墓参りを終え、父を家まで送った。
その帰途、鶴橋の入船寿司に寄った。
昼時を過ぎても客が絶えない。
行列をかいくぐって注文し、特上二人前をテイクアウトした。
まもなく家内が現れた。
路上の車中。
公衆の面前にて二人並んで寿司に舌鼓を打った。
食後、お茶にしようと上本町のなかたに亭を訪れた。
ケーキを食べて一息入れ、そして近鉄百貨店で食材を選んだ。
夕刻、実家へと向かい、家内は食料を運び込み、わたしは獺祭の一升瓶を携えた。
肉を焼き、スープを作り、魚を焼くなどあれやこれや家内が料理を作り、わたしは父にお酒を勧め、自身はノンアルビールをぐびぐび飲んだ。

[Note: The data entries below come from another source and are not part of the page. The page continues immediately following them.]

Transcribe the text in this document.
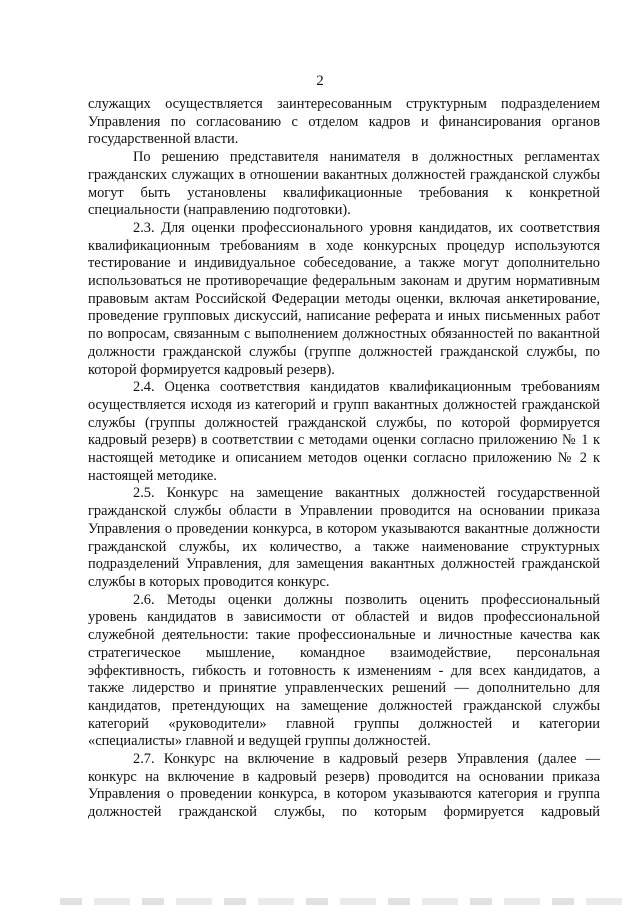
2

служащих осуществляется заинтересованным структурным подразделением Управления по согласованию с отделом кадров и финансирования органов государственной власти.

По решению представителя нанимателя в должностных регламентах гражданских служащих в отношении вакантных должностей гражданской службы могут быть установлены квалификационные требования к конкретной специальности (направлению подготовки).

2.3. Для оценки профессионального уровня кандидатов, их соответствия квалификационным требованиям в ходе конкурсных процедур используются тестирование и индивидуальное собеседование, а также могут дополнительно использоваться не противоречащие федеральным законам и другим нормативным правовым актам Российской Федерации методы оценки, включая анкетирование, проведение групповых дискуссий, написание реферата и иных письменных работ по вопросам, связанным с выполнением должностных обязанностей по вакантной должности гражданской службы (группе должностей гражданской службы, по которой формируется кадровый резерв).

2.4. Оценка соответствия кандидатов квалификационным требованиям осуществляется исходя из категорий и групп вакантных должностей гражданской службы (группы должностей гражданской службы, по которой формируется кадровый резерв) в соответствии с методами оценки согласно приложению № 1 к настоящей методике и описанием методов оценки согласно приложению № 2 к настоящей методике.

2.5. Конкурс на замещение вакантных должностей государственной гражданской службы области в Управлении проводится на основании приказа Управления о проведении конкурса, в котором указываются вакантные должности гражданской службы, их количество, а также наименование структурных подразделений Управления, для замещения вакантных должностей гражданской службы в которых проводится конкурс.

2.6. Методы оценки должны позволить оценить профессиональный уровень кандидатов в зависимости от областей и видов профессиональной служебной деятельности: такие профессиональные и личностные качества как стратегическое мышление, командное взаимодействие, персональная эффективность, гибкость и готовность к изменениям - для всех кандидатов, а также лидерство и принятие управленческих решений — дополнительно для кандидатов, претендующих на замещение должностей гражданской службы категорий «руководители» главной группы должностей и категории «специалисты» главной и ведущей группы должностей.

2.7. Конкурс на включение в кадровый резерв Управления (далее — конкурс на включение в кадровый резерв) проводится на основании приказа Управления о проведении конкурса, в котором указываются категория и группа должностей гражданской службы, по которым формируется кадровый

三人で食卓を囲み、やがて家内も父と一緒に獺祭を飲み始め、会話が盛り上がりお酒が進んだ。
大昔のこと。
行商に従事する以前、祖母は海にもぐって海産物を採っていた。
それが生計の要で、幼い父は年端も行かない頃からその仕事を手伝った。
父の話が映像となって頭に浮かぶ。
各地の海を母が巡って、ある夏休み、少年はひとり母を訪ねて列車に乗った。
小学3年か4年生の頃のことである。
三島で列車を降り、熱海でまた列車を乗り換えた。
向かうは伊豆の稲取で、その海で母が仕事をしていた。
少年は母を手伝い、ひと夏をそこで過ごした。
手伝うと言っても、母が海に潜る間、岩場でじっとその様子を見つめるだけで、海産物を背にして運ぶときだけ母を手助けすることができた。
そんな話をわたしははじめて耳にして、先日夫婦で伊豆を訪れたばかりだったから、その符号に不思議を感じた。
岩場でじっと海を眺める少年と眼前の父とが重なり合わさる。
父が経てきた時間の波が、長大な絵巻となって目に映り、わたしは心から祖母や父をねぎらうような気持ちになった。
皆が皆、打ち続く波を乗り越えてきた。
この血を継ぐのであるから、何があっても大丈夫。
わたしたち夫婦の脳裏に結ばれる像は同じ。
ふたりの息子たちのことであった。